Minister for Climate Change and Sustainability
The Honourable Kate Jones
Friday, January 28, 2011
Test results have confirmed Oxley Creek in Brisbane’s southern suburbs has suffered a major blow as result of massive flooding in the area.
Climate Change and Sustainability Minister Kate Jones said water quality results showed very high levels of enterococci, an indicator of faecal contamination as a result of sewerage overflow.
“Queensland Urban Utilities Oxley Sewage Treatment plant suffered major damage in recent flooding with significant impacts on its treatment capacity,” Ms Jones said.
“Test results show levels of enterococci just downstream of the sewage plant at Oxley Creek Common are over 250 times higher than typical levels.
“This is a devastating result for the people who have worked so hard to build the resilience of this iconic local waterway.”
Queensland Health has reiterated its advice that, due to the sewage contamination, the community should take all precautions to avoid any contact with this water.
Queensland Health advise that until the sewage treatment infrastructure is repaired and the disinfection processes are restored at the sewage treatment plant, the contamination of the creek and risk to human health will continue to remain high.
Healthy Waterways CEO Peter Schneider said the sewage contamination will limit recreational opportunities to the waterways of South East Queensland including Oxley Creek.
“With lower dissolved oxygen in the water, the likelihood of fish kills is increased,” he said.
“We can also expect to see high levels of nutrients resulting in algal blooms and following these blooms we are likely to see ongoing impacts to the health of the riverine environment.”
Ms Jones said the environmental damage of the floods was so frustrating in an area where the local community had worked so hard to improve and care for the Oxley Creek catchment.
“Oxley Creek has been the subject of intense restoration efforts over recent years, and the fantastic efforts of the Oxley Creek Catchment Association were recognised with the 2009 National Riverprize award.
“All that work has built up the resilience of this waterway for major events, but the impact of the recent flooding and the sewerage overflow is significant.

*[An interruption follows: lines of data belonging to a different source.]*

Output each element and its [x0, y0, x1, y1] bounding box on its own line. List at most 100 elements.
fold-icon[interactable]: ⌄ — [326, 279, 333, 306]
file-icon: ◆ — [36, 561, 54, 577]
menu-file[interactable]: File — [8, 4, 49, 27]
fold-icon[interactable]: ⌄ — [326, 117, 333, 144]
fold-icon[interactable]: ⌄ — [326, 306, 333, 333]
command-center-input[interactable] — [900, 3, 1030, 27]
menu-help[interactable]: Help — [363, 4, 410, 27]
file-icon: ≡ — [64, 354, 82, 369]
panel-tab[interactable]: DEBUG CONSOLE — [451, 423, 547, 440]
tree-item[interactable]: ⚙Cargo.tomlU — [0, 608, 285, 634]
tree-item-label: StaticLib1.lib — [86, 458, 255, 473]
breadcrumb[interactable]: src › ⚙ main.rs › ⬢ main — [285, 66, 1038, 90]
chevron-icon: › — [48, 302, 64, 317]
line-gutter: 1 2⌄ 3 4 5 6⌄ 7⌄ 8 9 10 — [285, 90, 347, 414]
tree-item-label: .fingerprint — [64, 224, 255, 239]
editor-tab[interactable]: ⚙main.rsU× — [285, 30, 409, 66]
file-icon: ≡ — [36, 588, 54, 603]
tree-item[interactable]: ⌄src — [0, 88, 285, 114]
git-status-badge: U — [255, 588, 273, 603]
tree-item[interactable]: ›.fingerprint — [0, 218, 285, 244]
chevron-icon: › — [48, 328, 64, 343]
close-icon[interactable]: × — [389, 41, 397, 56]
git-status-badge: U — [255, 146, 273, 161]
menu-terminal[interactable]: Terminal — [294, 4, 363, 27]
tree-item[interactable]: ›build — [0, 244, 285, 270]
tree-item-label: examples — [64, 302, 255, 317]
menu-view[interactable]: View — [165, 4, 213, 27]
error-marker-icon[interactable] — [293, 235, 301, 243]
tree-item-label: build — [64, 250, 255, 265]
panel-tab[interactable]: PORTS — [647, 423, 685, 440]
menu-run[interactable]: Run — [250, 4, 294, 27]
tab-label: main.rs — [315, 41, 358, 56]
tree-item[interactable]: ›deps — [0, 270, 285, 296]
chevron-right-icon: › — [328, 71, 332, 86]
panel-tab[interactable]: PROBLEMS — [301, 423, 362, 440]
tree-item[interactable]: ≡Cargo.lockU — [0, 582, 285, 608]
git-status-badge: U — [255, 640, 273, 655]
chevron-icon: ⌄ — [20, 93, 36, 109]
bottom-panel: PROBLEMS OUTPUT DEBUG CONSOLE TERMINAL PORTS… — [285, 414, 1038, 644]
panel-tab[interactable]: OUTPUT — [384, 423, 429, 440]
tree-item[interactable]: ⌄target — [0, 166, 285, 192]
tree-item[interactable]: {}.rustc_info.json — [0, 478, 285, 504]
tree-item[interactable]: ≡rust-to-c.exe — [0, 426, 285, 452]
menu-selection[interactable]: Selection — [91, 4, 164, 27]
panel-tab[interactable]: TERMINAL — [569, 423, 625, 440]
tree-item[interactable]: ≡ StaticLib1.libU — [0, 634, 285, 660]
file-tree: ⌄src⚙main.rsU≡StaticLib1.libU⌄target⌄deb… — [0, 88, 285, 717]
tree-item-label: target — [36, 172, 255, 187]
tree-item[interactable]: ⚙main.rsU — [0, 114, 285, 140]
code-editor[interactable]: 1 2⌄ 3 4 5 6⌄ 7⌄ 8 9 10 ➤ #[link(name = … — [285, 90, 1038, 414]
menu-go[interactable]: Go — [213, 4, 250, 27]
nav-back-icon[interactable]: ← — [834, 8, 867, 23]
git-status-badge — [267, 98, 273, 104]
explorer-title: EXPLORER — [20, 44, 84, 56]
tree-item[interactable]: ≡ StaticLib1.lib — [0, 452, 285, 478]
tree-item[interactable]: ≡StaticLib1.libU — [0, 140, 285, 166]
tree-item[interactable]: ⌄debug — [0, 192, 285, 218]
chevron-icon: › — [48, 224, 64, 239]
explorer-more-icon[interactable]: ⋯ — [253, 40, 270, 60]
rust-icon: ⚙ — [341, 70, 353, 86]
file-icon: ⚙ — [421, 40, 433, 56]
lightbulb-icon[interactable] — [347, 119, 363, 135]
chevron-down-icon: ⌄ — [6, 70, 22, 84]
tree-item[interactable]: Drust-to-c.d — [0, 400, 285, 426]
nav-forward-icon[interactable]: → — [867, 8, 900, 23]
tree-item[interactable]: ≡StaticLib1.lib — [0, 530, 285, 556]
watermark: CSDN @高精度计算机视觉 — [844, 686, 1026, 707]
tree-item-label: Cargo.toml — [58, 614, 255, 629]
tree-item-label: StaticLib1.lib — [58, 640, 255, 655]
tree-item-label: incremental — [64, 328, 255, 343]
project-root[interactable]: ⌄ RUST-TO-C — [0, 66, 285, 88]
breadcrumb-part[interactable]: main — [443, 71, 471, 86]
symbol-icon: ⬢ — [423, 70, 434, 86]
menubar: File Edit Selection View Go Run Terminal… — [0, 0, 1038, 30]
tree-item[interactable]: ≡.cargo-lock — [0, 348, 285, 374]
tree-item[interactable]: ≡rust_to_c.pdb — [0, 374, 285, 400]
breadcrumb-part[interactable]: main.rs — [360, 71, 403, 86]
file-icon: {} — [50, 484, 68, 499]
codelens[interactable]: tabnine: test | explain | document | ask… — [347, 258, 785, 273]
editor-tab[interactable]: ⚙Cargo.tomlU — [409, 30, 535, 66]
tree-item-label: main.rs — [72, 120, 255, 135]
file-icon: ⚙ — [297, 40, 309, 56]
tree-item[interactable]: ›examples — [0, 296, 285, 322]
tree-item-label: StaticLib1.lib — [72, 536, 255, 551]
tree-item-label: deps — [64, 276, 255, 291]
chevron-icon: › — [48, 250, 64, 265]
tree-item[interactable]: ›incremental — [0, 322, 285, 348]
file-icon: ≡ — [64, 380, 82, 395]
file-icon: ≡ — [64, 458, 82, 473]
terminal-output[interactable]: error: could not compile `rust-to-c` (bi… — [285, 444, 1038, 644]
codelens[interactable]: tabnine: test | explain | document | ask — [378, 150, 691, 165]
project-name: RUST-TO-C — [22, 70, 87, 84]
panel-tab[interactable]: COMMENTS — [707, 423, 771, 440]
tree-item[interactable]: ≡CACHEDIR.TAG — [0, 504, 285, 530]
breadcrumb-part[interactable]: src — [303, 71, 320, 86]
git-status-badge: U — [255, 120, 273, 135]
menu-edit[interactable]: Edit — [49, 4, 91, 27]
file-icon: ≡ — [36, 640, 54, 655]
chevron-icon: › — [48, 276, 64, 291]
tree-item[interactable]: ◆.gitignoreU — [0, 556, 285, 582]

“DERM is conducting a detailed water quality monitoring program in the Oxley Creek area and the results of further tests, including for pesticides, chemicals and other substances are expected in the coming week.”
Director-General of the Department of Environment and Resource Management John Bradley said a comprehensive cleanup and recovery program will be commencing in Brisbane waterways including the Oxley Creek, Blunder Creek and Stable Swamp Creek.
“We have seen an early focus on key sites where industrial containers and potential sources of chemical contamination have collected as flood debris but we are now working with a number of agencies on the systematic cleanup of these waterways.”
Mr Bradley said QUU would soon submit a program of works to DERM to return the Sewage Treatment Plant to normal operating levels but it may be up to 3 months before the plant is fully complying with its normal licence conditions.
“While QUU is working as quickly as possible to get disinfection back online at minimum, the plant is currently providing no secondary or tertiary treatment.”
“We will continue to keep the community up to date as we work through this process with Brisbane City Council and QUU.”
Oxley Creek is a major tributary of the Brisbane River, running through many Brisbane suburbs. The suburbs most affected are those downstream of the sewage treatment plant. Oxley Creek plays an important role in the local ecosystem, providing riparian conservation, bird habitat as well as usually maintaining the quality of Brisbane River and the Bay.